Mylaervain: thanks for being my fifth reviewer! *smiling* thanks for adding me to your favourites list too. I'm glad you like the whole resentful/insecure/fearful approach of things…I thought that since most Royai children fics have Roy all happy that Riza's pregnant I should do something different. Truthfully, I've always thought that if Roy ever did knock up Riza, he would be insecure/resentful/fearful instead of YAY! She's pregnant! After all, he did kill a lot of Ishbalans in the genocide...and I'm pretty sure a number of those were children. How would his child victims feel about their murderer bringing a new life into the world after he took away so many? Roy does think of himself as a murderer after all, so how would he think of this as well? Not to mention, if you read the manga it reveals Roy's childhood. Roy was raised by his aunt, a flower shop woman named Chris Mustang (aka Madame Christmas)…I have no idea what happened to his biological parents though so I'm just going to make them up here. He probably doesn't have much experience with fathers…being raised in a household full of women and all (no wonder he's so good at communicating with them XD). After he was shipped off to be Master Hawkeye's (Riza's crazy old dad) apprentice…I think he probably got the good idea of how NOT to be a dad. (Riza's dad tattooed his own daughter…enough said). Many authors display Roy as the substitute father for Ed and Al…but Hiromu Arakawa already made that clear that it's Hughes, not Roy. Plus Ed doesn't really like Roy (cuz they're so similar; what we don't like in others is often what we only see in ourselves)…and the Elric brothers are not so much kids as they are adults. Thus they don't really need a parent. Besides, a baby would be just one more responsibility This is why I believe is Roy ever became a father; he would be insecure/resentful/fearful instead of all joyful. I'm glad to see you like it. *smiling*

Disclaimer: I don't own Fullmetal Alchemist. But I do own the storyline and the OC John in this chapter. No flames…Roy will be upset if he sees you trying to steal his thunder.
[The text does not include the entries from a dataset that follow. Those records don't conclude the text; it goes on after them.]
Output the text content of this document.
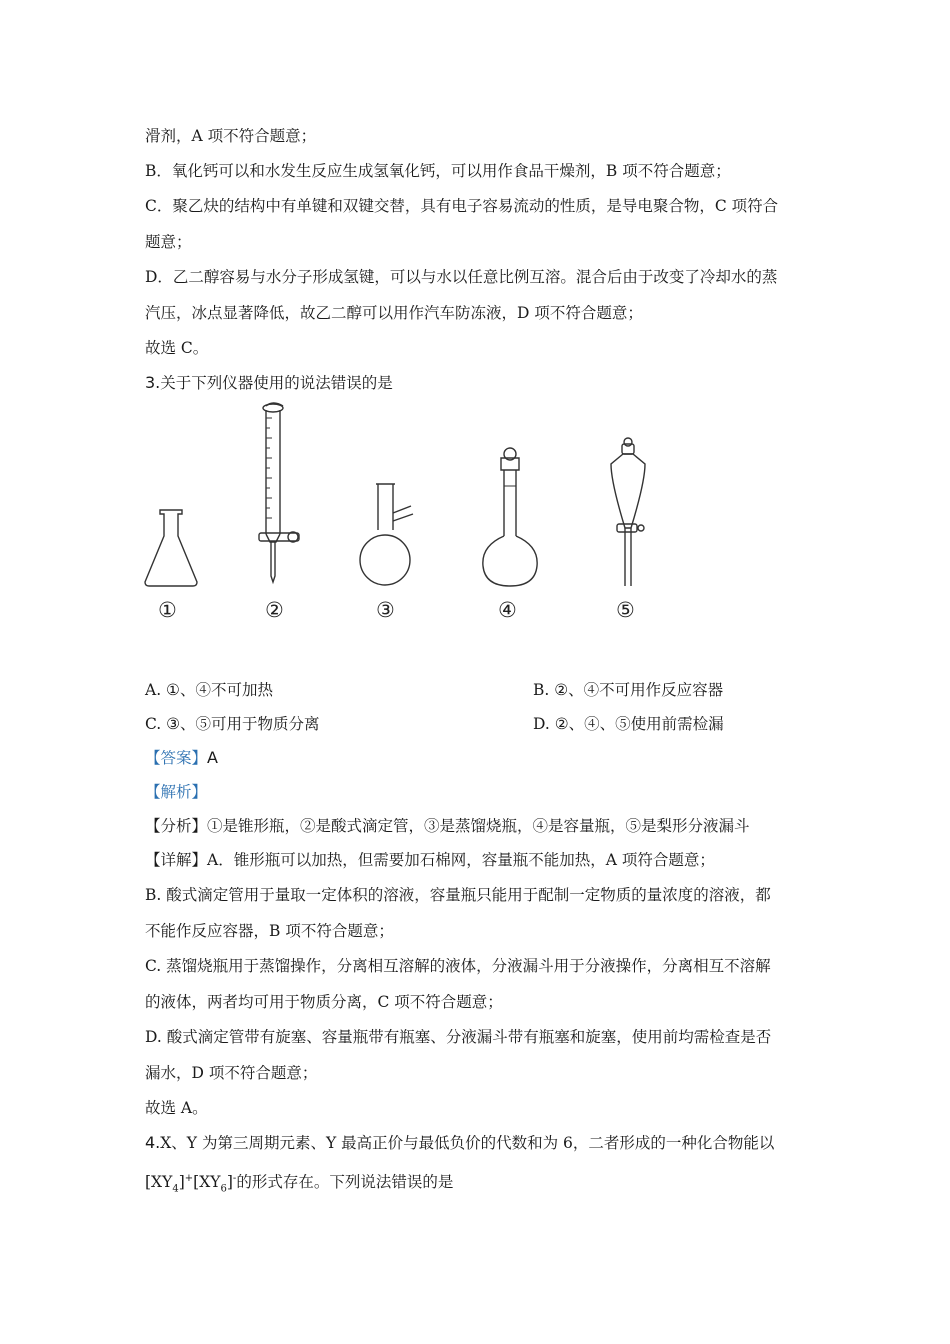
滑剂，A 项不符合题意；
B．氧化钙可以和水发生反应生成氢氧化钙，可以用作食品干燥剂，B 项不符合题意；
C．聚乙炔的结构中有单键和双键交替，具有电子容易流动的性质，是导电聚合物，C 项符合
题意；
D．乙二醇容易与水分子形成氢键，可以与水以任意比例互溶。混合后由于改变了冷却水的蒸
汽压，冰点显著降低，故乙二醇可以用作汽车防冻液，D 项不符合题意；
故选 C。
3.关于下列仪器使用的说法错误的是
①	②	③	④	⑤
A. ①、④不可加热	B. ②、④不可用作反应容器
C. ③、⑤可用于物质分离	D. ②、④、⑤使用前需检漏
【答案】A
【解析】
【分析】①是锥形瓶，②是酸式滴定管，③是蒸馏烧瓶，④是容量瓶，⑤是梨形分液漏斗
【详解】A．锥形瓶可以加热，但需要加石棉网，容量瓶不能加热，A 项符合题意；
B. 酸式滴定管用于量取一定体积的溶液，容量瓶只能用于配制一定物质的量浓度的溶液，都
不能作反应容器，B 项不符合题意；
C. 蒸馏烧瓶用于蒸馏操作，分离相互溶解的液体，分液漏斗用于分液操作，分离相互不溶解
的液体，两者均可用于物质分离，C 项不符合题意；
D. 酸式滴定管带有旋塞、容量瓶带有瓶塞、分液漏斗带有瓶塞和旋塞，使用前均需检查是否
漏水，D 项不符合题意；
故选 A。
4.X、Y 为第三周期元素、Y 最高正价与最低负价的代数和为 6，二者形成的一种化合物能以
$[XY_4]^+[XY_6]^-$的形式存在。下列说法错误的是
Riza was two months pregnant. Only she and I knew. No one noticed anything out of the ordinary, and I never felt the need to announce the wonderful news. Sure, my group of subordinates wouldn't tell a thing, but I still told Riza I didn't want anyone to get their hopes up. Riza and I weren't known to be especially lucky. We were both known for quite the opposite, actually (Ishbal and everything)—so there was always a chance we could lose the baby. I wouldn't want to kill their excitement, after all.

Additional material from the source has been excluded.